NOT for the first time, Alex Salmond has declared something to be a cut-and-dried affront to Scotland that must be rectified, only for an inquiry to reveal that things are not so clearly sliced and rather more grey than he has depicted.
Speaking at the College of Europe in Bruges, Mr Salmond was explaining just how committed and enthusiastic Scotland would be about assisting European progress as an independent member of the EU. This progress, he said, would be assisted by a Scottish request that the EU should reform laws that prevent the Scottish Government and councils from demanding that companies which benefit from public contracts should pay their employees the living wage.
Inquiries of the EU as to which law Mr Salmond wants changed have been met with mystification. His office has been unable to produce the relevant statutory paragraphs. Indeed, EU sources have indicated that if Mr Salmond wants to go ahead with such a stipulation, there is no EU legal impediment. The problem might come if a company decided to challenge the requirement.
The grey area, it seems, lies in defining what “benefit from a public contract” actually means. A company that wins a job to build a number of public sector houses may be an obvious beneficiary. But if it then employs a lot of sub-contractors, are they also, in legal terms, benefiting from a public contract?
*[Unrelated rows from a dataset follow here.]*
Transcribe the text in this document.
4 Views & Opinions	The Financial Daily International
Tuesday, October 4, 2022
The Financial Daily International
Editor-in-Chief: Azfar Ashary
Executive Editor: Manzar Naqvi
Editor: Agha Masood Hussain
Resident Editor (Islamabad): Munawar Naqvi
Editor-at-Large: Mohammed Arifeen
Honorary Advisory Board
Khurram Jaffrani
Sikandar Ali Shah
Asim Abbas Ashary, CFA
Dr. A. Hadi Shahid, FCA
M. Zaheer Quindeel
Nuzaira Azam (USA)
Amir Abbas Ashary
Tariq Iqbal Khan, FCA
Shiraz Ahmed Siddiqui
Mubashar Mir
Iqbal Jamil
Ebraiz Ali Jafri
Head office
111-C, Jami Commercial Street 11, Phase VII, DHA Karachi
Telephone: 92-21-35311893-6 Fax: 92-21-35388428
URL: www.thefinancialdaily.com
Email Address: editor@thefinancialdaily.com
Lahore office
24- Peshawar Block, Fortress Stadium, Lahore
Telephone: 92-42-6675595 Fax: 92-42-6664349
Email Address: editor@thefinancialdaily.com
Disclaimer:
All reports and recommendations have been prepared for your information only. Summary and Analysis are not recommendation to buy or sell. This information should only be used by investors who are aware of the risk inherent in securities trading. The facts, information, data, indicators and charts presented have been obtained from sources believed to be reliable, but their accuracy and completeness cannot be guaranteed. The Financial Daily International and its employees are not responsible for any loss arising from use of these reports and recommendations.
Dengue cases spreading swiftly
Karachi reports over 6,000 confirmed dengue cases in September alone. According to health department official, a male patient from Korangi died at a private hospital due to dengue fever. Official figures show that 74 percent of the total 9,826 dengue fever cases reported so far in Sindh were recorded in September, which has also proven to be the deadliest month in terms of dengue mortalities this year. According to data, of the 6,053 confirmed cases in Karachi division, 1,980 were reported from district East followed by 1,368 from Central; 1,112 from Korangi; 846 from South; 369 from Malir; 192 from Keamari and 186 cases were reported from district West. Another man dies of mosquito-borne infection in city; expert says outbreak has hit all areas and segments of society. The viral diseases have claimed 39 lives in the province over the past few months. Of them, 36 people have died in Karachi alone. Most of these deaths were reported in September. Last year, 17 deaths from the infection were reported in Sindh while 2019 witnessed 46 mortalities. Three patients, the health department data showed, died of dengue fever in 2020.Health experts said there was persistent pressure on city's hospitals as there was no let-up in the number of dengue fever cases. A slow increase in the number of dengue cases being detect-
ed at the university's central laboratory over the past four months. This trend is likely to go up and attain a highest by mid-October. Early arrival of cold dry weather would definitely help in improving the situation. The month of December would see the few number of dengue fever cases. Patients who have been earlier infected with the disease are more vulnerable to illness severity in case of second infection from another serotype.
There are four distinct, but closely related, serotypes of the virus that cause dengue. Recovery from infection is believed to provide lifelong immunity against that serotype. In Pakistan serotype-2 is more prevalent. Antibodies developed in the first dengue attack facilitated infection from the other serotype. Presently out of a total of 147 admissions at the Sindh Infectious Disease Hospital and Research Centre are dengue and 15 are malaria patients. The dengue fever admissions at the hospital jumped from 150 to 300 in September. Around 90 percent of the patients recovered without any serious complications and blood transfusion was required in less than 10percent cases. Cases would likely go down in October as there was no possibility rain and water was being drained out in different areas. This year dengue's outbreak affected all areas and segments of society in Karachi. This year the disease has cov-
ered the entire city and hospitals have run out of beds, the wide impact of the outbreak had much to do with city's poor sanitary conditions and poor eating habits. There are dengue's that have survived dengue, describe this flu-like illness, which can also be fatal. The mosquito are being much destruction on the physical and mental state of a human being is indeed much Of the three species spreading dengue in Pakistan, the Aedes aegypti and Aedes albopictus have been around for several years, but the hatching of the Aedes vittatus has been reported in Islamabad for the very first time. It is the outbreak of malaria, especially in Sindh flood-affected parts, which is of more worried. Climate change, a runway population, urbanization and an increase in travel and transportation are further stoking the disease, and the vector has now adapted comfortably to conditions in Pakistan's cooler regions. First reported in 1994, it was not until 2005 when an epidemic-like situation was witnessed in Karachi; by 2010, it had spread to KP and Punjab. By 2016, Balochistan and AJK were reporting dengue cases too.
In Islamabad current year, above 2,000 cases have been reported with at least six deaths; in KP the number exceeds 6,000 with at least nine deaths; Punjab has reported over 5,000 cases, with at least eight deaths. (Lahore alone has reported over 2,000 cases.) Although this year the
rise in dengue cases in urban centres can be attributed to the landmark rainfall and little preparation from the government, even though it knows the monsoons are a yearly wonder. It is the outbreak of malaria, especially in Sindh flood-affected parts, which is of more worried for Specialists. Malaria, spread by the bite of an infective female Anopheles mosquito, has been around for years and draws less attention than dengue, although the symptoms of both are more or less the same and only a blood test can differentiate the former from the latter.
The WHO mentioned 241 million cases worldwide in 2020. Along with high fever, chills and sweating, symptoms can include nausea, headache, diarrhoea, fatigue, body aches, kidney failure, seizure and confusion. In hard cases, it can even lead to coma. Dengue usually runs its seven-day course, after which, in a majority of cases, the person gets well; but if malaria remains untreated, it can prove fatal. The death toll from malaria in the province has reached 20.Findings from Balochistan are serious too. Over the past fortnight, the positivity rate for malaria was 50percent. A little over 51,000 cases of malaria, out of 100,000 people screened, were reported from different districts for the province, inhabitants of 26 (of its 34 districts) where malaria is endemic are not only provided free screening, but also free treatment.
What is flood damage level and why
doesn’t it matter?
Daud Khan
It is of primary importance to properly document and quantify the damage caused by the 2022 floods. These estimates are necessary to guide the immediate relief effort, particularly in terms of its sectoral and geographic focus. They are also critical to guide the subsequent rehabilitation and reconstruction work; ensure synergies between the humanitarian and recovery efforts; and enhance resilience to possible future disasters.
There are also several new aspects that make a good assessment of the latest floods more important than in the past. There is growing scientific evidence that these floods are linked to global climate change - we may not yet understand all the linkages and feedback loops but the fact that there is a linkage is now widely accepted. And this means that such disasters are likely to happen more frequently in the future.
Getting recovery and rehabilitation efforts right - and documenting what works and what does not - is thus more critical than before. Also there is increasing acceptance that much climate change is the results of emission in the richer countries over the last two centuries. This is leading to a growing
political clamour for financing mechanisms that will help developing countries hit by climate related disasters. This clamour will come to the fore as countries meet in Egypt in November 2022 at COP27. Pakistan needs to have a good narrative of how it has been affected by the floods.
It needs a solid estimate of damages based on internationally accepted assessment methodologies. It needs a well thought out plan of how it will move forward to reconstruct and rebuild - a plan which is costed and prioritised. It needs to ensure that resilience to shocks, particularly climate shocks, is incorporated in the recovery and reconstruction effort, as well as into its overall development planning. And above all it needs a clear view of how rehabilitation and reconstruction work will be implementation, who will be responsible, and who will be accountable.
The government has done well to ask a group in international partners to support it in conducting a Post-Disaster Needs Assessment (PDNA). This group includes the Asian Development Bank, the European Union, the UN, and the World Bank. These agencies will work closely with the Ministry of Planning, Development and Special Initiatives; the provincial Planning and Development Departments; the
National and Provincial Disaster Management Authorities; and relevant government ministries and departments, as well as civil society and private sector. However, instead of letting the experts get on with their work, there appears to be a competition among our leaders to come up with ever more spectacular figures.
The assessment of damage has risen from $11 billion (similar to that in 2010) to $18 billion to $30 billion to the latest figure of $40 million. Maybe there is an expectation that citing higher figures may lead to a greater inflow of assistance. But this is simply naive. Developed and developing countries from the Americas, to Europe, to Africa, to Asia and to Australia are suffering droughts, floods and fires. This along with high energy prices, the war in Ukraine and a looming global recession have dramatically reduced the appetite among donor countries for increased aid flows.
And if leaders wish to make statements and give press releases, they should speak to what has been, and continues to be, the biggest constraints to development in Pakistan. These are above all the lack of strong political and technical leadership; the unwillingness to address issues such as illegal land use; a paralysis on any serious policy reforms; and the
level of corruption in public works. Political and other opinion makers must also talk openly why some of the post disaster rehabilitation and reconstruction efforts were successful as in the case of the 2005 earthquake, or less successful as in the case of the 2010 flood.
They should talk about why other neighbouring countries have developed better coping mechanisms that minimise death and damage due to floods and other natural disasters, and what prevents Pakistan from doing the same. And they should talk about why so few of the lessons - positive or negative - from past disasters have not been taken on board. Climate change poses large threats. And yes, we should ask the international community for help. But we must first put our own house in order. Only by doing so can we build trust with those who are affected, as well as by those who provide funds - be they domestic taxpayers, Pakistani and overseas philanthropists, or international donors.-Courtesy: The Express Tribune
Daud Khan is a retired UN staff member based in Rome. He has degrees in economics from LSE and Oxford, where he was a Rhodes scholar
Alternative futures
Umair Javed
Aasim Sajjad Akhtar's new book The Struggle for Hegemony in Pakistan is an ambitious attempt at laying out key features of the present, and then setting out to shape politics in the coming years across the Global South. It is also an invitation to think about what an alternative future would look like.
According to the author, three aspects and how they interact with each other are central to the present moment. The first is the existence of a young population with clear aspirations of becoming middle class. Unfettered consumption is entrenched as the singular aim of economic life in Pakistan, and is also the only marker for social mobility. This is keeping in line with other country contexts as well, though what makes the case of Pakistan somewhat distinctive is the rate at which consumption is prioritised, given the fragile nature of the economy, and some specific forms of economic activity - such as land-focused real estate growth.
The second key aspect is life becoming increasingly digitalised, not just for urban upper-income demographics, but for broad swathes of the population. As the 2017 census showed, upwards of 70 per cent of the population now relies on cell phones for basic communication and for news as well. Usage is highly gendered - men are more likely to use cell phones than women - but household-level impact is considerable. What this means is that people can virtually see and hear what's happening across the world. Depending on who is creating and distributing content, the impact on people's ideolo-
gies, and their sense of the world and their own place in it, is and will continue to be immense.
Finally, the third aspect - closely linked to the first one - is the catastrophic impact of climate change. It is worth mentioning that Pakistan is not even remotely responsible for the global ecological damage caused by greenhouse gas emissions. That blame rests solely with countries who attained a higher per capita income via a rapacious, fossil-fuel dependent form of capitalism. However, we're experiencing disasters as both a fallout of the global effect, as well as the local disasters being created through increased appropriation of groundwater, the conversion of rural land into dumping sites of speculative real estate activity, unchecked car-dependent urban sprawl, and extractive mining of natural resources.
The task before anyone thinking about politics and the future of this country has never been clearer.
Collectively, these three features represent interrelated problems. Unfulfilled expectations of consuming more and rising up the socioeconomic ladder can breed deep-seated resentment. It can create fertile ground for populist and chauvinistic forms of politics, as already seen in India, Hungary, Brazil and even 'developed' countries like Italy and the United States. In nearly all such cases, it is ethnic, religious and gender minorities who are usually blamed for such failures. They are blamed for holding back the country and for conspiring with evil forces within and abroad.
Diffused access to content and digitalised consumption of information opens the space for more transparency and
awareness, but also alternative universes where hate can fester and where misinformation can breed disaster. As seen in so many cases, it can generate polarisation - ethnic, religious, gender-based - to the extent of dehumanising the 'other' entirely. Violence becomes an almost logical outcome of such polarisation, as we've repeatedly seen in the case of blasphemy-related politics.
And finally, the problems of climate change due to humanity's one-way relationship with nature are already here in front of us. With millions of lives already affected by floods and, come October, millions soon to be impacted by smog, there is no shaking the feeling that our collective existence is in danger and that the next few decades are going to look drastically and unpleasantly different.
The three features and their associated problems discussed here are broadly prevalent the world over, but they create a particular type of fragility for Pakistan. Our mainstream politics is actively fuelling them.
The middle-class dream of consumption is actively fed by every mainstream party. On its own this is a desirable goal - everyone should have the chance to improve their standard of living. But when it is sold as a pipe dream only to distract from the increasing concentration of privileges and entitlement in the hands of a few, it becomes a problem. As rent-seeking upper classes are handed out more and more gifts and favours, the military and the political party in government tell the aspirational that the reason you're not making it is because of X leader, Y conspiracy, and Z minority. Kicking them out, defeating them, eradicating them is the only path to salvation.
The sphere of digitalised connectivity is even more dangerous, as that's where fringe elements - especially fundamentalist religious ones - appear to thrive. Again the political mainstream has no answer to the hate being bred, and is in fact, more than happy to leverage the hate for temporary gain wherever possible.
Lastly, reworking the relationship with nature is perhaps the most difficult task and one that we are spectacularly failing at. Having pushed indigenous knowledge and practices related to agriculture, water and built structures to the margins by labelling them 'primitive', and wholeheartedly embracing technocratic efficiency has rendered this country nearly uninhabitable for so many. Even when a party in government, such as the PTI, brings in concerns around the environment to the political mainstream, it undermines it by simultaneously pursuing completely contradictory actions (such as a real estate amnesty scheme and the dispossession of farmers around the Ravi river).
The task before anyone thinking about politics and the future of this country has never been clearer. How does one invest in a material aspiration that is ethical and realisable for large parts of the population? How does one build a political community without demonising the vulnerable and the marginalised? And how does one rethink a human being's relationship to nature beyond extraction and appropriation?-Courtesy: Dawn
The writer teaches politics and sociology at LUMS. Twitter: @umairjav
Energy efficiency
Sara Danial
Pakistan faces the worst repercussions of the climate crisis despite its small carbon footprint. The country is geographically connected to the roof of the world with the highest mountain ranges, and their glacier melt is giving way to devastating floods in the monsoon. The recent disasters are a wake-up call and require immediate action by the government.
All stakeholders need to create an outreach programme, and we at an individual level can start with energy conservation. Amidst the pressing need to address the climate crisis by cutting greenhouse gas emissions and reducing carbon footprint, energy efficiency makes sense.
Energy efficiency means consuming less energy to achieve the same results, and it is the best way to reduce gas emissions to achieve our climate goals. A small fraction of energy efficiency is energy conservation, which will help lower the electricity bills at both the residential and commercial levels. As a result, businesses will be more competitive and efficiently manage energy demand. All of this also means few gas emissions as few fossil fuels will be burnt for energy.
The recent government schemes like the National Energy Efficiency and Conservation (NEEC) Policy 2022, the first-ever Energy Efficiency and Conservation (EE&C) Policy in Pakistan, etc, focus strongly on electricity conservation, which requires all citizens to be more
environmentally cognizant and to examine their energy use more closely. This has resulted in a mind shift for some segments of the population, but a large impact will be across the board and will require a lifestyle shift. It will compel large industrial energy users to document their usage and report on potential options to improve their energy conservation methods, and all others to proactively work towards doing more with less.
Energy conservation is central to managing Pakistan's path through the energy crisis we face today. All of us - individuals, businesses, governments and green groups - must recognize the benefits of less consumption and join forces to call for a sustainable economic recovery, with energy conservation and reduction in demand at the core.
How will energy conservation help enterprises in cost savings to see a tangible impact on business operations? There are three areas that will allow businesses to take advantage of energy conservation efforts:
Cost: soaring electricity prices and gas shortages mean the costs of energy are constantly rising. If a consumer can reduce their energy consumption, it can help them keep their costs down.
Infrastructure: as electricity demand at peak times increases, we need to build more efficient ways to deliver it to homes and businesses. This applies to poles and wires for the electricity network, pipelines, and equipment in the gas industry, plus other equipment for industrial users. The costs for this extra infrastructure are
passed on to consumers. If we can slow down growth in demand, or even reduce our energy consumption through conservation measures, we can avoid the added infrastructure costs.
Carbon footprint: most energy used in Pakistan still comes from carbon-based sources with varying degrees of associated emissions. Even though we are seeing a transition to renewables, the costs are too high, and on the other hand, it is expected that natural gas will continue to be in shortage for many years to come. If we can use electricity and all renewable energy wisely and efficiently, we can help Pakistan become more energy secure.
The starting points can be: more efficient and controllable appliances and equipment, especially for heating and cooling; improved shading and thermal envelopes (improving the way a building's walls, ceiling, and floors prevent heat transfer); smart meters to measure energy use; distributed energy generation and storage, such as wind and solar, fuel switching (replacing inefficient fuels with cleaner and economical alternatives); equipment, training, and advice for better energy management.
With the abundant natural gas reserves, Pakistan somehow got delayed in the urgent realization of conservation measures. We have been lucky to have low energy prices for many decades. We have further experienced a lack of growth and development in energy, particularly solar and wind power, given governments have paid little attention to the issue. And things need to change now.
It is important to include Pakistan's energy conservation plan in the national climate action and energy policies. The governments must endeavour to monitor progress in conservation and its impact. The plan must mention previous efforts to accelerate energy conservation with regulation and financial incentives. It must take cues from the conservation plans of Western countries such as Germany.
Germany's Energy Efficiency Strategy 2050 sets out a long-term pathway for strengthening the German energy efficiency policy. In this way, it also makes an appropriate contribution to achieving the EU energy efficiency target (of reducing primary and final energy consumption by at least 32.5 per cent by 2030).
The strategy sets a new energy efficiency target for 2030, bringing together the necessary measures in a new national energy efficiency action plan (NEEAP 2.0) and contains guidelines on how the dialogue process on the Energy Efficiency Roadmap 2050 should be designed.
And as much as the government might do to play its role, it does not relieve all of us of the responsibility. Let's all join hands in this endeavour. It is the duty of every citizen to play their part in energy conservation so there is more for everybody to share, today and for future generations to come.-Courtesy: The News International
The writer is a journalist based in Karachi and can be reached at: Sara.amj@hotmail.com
Or are they gaining from a private contract with the main builder? And is a contract awarded by a housing association public or private?
These are the sort of things that it is easy for a politician to decree should happen, but which are a lot more difficult to turn into legally watertight practice. And very often complete clarification only comes after someone has challenged a decision and the courts have ruled whether it is legal or not.
This is not the first time Mr Salmond’s stance has not been on the firmest of ground. Only with independence could the so-called bedroom tax be abolished, and only with independence could full assistance with childcare costs become available. Er, no, it later turned out, his government has the necessary powers to do in effect both of these things if it wanted, which it didn’t.
Setting a hare running that later turns out to be a tortoise does Mr Salmond, his government and the independence cause no favours. If his certainty on these matters turns out to be a matter of doubt, why should the undecided voters he seeks to attract believe him on other things, such as his assurances that an independent Scotland would be eagerly and swiftly welcomed into the EU?
All he is doing is creating uncertainty, and there is already no shortage of that around the consequences of independence. Mr Salmond would be well-advised to do some solid research and to check the facts before his next pronouncement.
Poor bearing a grave burden
DEATH’S costs are rising, it seems – and by a lot more than inflation. The Church of Scotland has found that the costs falling on the bereaved of meeting funeral bills have risen on average by more than half across Scotland over the past five years. In some areas, costs have risen threefold.
The charges that the Kirk examined cover just the cost of burial or cremation. The average burial fee is estimated at £1,500, which sounds a lot for digging and then filling in what is simply a hole in the ground.
Cremation, at a third of the price, is much cheaper and thus more people are opting for it.
The Kirk worries that at what is a distressing time for families, this is putting them under even more strain. It is particularly concerned about the impact on poorer families, especially those in receipt of welfare payments, which have been cut by the government.
The wide variation in the increases found across Scotland suggests that the price changes have not been caused by some national factor, such as rising wages or new regulatory demands.
Suspicion is therefore falling on local councils, which own cemeteries and crematoria.
Strapped for revenue and with council tax levels frozen, are they seeking to raise more income by raising charges?
Whatever the cause, the Kirk is right to highlight the fact that the poorest are being hit hardest. And because of a natural desire to honour the departed with a good send off, many people will not economise and may go into debt to pay the bills.
As the poorest are already bearing the brunt of austerity, this looks like an unjustified burden they are being asked to bear.